China was also blamed for the scarcity of fish in the river because fish cannot swim through its dams.
China reasoned that its hydropower reservoirs are too small to keep back a huge volume of water. Moreover, they can help maintain water in the river at a constant level and prevent floods. The Chinese spokesmen conceded that it is important to have statistics about these dams. Data about water levels on the Lan Xang before and after the construction of the dams has not been released.
MRC Managing Director Jeremy Bird commented that this is the first time China has agreed to share data with downstream countries.
On the margins of the Mekong River International Conference, the acting director of Vietnam’s Southern Irrigation Planning Institute, Nguyen Ngoc Anh, expressed his view that the problem is not only unfortunate weather. China’s management of hydro-power reservoirs has exacerbated current problems, Anh said.

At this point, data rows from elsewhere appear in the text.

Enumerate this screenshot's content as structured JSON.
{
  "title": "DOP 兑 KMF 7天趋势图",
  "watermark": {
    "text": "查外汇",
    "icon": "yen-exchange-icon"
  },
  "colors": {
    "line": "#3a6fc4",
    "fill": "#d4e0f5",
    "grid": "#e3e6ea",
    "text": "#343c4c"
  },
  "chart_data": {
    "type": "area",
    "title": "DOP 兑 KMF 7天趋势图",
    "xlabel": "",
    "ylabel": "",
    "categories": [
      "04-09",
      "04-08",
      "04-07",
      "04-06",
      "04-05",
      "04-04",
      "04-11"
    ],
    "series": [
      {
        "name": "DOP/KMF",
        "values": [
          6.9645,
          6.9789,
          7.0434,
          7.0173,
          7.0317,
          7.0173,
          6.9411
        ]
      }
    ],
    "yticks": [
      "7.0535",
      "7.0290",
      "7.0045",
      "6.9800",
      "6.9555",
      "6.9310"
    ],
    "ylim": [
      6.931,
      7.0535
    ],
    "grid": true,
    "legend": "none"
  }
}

“Any activity in the Mekong River upstream impacts the downstream. Dams which hold water will make certain impacts, including impacts during impoundment of the water or impacts during operation of the dams. In 2003, as soon as China completed the construction of its Manwan Dam, Laos complained about drought caused by this work,” he said.
In 1986-1993, China built the Manwan Dam without consulting any of the downstream countries. It refused invitations to join the MRC, now would it provide information about projects on the upstream sections of the Mekong River.
It’s commitment at the MRC summit to cooperate is good, but experts say that China needs to do more than make promises.